"Begin" she said.
Where?
"The story is inside of you."
But I don't feel anything.
"There is only now."
There is only now. Love, lust, adventure, passions, loss, questions these are all but a part of the journey. All we are is now.
Thus I sat out on a great journey. The greatest journey of my life, to tell my story. Lost in the words, in the storyline even of my own narrative. I could not understand how a story that I had personally lived could be so difficult to tell.
A wise man came to me and asked if I could be granted anything. What is it that I would want to make my life complete?
'I want to tell my story,' I said bravely, for I always had a fear of speaking my needs.
'Very well then' he said. 'You have been gifted the ability to be present. There is no limit on the number of times you can be and will be present in your life.'
I awoke from a dreamlike state; I wondered if the last few hours were of my imagination. The stone next to my bed told me otherwise. It's weight, heavy, like the consequences of what I had confided to the wise man and I, as usual, doubted.
Had anything changed? Was I the same? A choice. I had been given free will to choose to be present and I did not realize yet the gravity.
I followed the narrative across the countryside. I dug holes deep into the earth believing it would be another stone that would catch my eye and lead me to the answer. There was no solace. My searching became a deep bottomless pit in which the darkness drove me only to dig deeper still and darker. Thus I was and felt very alone.
Somewhere along the highland of those hills I called out to the wise man, believing he would hear or greater still he would appear and really grant me what I had asked.
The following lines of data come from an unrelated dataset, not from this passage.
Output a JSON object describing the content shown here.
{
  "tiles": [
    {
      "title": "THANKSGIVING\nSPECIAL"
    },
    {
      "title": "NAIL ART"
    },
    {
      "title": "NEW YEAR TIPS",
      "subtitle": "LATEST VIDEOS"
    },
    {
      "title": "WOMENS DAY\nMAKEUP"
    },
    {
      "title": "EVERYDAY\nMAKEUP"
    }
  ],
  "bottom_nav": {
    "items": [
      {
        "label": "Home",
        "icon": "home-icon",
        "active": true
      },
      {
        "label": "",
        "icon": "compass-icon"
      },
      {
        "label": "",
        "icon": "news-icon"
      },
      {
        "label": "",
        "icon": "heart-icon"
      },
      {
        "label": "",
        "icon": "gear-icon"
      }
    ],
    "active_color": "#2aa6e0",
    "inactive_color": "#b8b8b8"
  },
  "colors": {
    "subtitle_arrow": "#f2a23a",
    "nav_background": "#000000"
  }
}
I just wanted my story. I didn't want a journey. I only wanted answers.
Patient and faithful as he was, he did come. He picked up a handful of sand and put it in mine, as it slipped through the cracks of my fingers. His quiet gaze met mine.
'Not people. Not feelings.
'Not love. Not moments.' Not possessions.'
All sliding through the cracks I could not contain.
I cried. For me. For those I could not hold or know forever. For the feelings of beauty that fled faster from my heart than the beautiful birds that flew over my head as I thought this thought.
The wise man left me to traversing those hills. My loneliness returned. Hours, maybe days passed and with every stone of remembrance I added to my sack, I began to question its weight over its worth. I slipped my thumbs under the straps to push my bag higher upon my shoulders and as I jumped to move them, the thread-barren bag ripped from my back, spilling the contents behind me. Was that a scream that came from my throat, but I heard no sound. I could re-tie the straps but the more I began picking up those stones, the very pieces of me, the more memories that flooded my mind. I had no knowledge of the length of my journey ahead and my heart was most raw -- to leave these stones here on the ground where they lay wouldn't make me any more. I couldn't have predicted how that would have felt. The roots of those stones sliding from my insides, ripping parts of me away with them with every step I distanced myself from them. And yet, more light, more air, the weightlessness of my burdenless back replaced my discomfort, slowly without effort, and I came so close to flying across those hills.
I felt the desire to connect most great. I needed validation. I wanted to tell what I just endured, what I allowed myself to do. But no one that crossed my path provided my relief. I needed validation. What did it matter? Did I matter?
Enticing a sweet songbird with a crust of bread I caught him just barely in my grasp. His soft wings, fluttering inside of my palms reminded me of his delicacy and how he belonged in the sky. I walked on through town after town, listening to him sing, still feeling him struggle. He told me I mattered of that I felt most certain. My arms were now heavy and cramping of carrying him but I was unable to let him go. His voice became quieter. I needed his songs.
I killed him unknowingly, unassumingly, quietly in my sweaty grasp. No place adequate to bury the little fellow. He fell limp on the path my feet long far tread.
There were many tears on this journey while I, I was still waiting to see the writing in the sky.
At this point in my story I had lost everything. Like the sharp rises and falls between the mountains I was traversing, I , too, had peaks and valleys in me. These continued storms were leveling them. I could do naught but walk on.
Journeying northward, I followed the highlands of those dunes to a body of water with which I was unfamiliar. A storm was blowing in and in the distance I watched the lightning strike across those waters and felt the rumble of thunder spread goosebumps on my skin. It was magnificent. I waded into the shallow warm waves crashing over my feet and for the first time in a long time, did nothing. Non-reactive. I stood there, in the stillness, as the rain began to fall. I felt my hair sticking to my cheeks and chin -drip, drip- dripping off my nose and still, I could not move. My clothes clung to frame. I was not afraid. Somehow for the first time in my life, here, now, wading in these waters, there was a peace in me much stronger than the winds closing in from the sea.